Assim como há curiosidade em saber quem nasceu primeiro: o ovo ou a galinha, a motivação com que interrogava, nas aulas de Canto Coral, ao contar sobre o histórico do nosso Hino Nacional, era colocada na sala, interrogando: quem nasceu primeiro, a letra ou a música do nosso hino? Às vezes, escrevia na lousa o primeiro verso invertido, como era de praxe na época e deixava-os decifrar onde estaria o sujeito.

Tudo isso para que a classe cantasse nosso Hino com arte e civismo. Contava sobre o hino de Leopoldo Miguez e Medeiros e Albuquerque, que nos albores da República, fora o hino escolhido em concurso para ser nosso Hino maior. Cabecinhas ávidas, curiosamente, faziam perguntas, as mais inusitadas. Por que não fora conservado? Será que em todo concurso, vencedores são escolhidos por antecipação? A História o renegou pelas metáforas, poema de difícil entendimento? Mas o tempo o consagrou...

Narrando: a música de Francisco Manoel composta na abdicação de Pedro I em 1830 permaneceu por cem anos e as letras eram adaptáveis de acordo com os fatos a serem exaltados. Marechal Deodoro da Fonseca, no período republicano abriu concurso para escolher o que viria a ser nosso Hino Nacional, como dissera acima. Mas, o júri preferia o velho hino, quando Osório Duque Estrada adaptou a letra que conhecemos à bela música de Francisco Manoel.

E o que decidiram com o hino vencedor em concurso? Passou a ser nosso Hino à Proclamação da República, perfeito na sua estrutura sonora e poética: Seja um pálio de luz desdobrado/Sob a larga amplidão destes céus... E que se comemorou a 15 deste novembro pandêmico recoberto com eleições municipais. Esperançoso sobre um grito de “Glórias, que fale/de esperanças de novo porvir!

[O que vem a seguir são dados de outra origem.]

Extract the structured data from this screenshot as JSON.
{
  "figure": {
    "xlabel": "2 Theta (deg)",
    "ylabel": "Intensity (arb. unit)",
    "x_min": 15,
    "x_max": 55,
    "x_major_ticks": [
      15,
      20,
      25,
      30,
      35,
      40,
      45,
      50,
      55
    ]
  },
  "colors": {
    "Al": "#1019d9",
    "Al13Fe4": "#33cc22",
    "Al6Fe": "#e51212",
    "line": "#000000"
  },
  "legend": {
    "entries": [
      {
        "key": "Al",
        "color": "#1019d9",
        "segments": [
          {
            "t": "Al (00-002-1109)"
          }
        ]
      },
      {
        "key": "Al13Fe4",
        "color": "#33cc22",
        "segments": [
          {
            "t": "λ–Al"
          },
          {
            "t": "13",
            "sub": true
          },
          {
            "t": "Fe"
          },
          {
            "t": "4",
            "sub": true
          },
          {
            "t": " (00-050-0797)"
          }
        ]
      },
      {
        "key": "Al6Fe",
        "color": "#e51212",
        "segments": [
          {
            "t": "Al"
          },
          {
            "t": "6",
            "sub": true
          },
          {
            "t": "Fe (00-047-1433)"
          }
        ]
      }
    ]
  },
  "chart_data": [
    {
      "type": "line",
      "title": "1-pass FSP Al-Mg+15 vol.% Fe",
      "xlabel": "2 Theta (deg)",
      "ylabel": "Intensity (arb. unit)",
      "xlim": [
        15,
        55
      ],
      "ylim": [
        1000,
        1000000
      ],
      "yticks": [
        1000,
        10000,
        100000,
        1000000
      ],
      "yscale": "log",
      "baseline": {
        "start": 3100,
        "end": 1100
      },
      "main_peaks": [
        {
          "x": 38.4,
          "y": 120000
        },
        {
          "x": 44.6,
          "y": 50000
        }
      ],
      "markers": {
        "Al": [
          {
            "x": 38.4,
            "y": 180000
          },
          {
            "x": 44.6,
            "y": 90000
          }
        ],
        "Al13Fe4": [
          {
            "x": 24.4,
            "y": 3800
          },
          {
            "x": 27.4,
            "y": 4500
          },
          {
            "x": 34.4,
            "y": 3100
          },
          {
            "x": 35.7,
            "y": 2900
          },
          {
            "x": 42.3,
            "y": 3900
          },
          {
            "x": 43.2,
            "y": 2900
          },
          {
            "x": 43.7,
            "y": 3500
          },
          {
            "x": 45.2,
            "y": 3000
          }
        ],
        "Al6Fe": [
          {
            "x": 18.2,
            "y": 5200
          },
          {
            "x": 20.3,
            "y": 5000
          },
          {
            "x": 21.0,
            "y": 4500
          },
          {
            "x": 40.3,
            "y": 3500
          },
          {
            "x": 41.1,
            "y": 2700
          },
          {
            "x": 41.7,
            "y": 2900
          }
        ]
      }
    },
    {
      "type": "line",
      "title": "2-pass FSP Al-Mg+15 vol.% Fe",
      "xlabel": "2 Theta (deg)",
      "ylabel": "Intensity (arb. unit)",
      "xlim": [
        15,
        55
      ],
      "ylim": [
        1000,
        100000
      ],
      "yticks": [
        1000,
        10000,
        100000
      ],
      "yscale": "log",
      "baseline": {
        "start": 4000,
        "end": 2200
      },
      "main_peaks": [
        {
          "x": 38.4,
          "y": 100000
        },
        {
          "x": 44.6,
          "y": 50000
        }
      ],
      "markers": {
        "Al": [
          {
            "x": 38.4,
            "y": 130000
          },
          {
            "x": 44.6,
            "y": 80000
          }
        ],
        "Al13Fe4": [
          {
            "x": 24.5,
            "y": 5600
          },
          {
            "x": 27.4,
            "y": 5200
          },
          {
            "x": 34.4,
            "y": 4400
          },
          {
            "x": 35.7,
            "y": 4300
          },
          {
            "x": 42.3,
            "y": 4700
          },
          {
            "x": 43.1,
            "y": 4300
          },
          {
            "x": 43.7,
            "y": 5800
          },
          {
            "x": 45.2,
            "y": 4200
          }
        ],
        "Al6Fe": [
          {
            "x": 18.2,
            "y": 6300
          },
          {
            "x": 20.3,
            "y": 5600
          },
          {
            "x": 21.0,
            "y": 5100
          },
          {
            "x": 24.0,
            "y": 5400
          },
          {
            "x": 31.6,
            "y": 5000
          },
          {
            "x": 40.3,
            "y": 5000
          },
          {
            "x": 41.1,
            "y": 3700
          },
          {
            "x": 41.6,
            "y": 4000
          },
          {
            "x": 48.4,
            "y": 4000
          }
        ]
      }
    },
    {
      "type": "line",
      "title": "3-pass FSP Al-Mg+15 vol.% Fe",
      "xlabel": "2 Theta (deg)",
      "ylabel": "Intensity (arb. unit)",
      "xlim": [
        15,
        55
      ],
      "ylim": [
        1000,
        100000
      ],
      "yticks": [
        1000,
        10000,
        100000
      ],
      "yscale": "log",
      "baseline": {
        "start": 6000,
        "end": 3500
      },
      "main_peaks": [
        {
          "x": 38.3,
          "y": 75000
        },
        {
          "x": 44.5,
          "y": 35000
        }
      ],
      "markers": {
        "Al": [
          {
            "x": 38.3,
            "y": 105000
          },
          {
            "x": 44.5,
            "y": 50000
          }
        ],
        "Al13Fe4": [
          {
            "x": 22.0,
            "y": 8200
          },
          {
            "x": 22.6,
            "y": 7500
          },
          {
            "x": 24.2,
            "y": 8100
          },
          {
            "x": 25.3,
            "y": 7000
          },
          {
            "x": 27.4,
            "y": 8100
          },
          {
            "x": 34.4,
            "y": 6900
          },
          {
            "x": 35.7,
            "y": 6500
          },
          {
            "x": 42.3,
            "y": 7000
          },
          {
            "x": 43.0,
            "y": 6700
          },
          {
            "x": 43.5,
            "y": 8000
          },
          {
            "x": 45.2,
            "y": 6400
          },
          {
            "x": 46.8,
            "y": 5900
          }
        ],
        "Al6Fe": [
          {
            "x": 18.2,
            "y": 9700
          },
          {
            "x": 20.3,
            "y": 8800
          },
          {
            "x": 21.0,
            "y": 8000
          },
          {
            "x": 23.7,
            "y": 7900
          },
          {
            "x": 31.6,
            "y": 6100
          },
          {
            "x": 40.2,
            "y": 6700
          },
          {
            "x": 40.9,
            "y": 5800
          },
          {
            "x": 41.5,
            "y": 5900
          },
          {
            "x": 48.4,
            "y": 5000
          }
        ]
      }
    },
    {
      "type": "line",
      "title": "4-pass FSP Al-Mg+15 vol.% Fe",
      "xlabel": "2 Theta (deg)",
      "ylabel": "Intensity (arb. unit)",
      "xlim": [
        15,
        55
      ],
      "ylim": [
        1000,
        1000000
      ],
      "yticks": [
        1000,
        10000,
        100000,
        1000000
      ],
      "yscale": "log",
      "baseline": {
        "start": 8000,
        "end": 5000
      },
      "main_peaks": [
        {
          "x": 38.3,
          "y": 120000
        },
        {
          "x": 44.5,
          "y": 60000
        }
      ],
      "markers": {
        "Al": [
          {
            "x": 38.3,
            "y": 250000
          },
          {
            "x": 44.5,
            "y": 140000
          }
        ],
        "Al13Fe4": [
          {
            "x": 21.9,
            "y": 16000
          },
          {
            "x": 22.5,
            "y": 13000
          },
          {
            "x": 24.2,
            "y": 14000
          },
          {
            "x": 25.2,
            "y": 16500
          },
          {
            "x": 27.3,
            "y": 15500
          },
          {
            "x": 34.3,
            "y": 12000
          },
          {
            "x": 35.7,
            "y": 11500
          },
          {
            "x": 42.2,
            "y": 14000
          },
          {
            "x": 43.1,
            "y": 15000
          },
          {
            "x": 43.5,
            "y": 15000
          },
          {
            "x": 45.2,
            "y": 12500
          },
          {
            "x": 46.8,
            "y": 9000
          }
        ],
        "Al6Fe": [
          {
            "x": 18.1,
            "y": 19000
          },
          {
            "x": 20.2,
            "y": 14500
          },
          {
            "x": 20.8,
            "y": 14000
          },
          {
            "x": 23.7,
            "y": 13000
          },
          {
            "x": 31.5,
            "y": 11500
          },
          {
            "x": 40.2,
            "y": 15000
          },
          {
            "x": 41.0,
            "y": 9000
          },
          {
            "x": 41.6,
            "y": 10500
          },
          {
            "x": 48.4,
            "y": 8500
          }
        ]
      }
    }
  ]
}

Voltando ao hino maior, lástima, ouvir nosso hino cantado, cheio de vícios de linguagem e de entonação. Colocam: braços fortes, no plural, a preposição de um sonho, por que na segunda parte existe o Brasil, de amor eterno... Só associar que, na parte um, sonha-se e na parte dois, vem o amor eterno... E na sua execução cantada, conforme decreto, obriga-se cantar as duas estrofes, que, acredito, não voltar à outra parte, com a introdução. Afinal, o nome já o diz. O que muitos interpretam repetir tudo, na integra, o que discordo. Que se faça a letra do canto completo e na tonalidade adaptável à voz (Fá maior). Mas se só orquestrado, executa-se somente a primeira parte em tonalidade brilhante de si bemol.

Quando fui explanar sobre nosso Hino Nacional, numa formatura do Sesi, um aluno veio a mim concluindo: Agora gostarei de cantar o Nino Nacional!

 E você descobriu o sujeito nessa oração invertida? ” Ouviram, do Ipiranga, as margens plácidas/De um povo heroico, o brado retumbante”

Observe: as margens plácidas, não tem crase...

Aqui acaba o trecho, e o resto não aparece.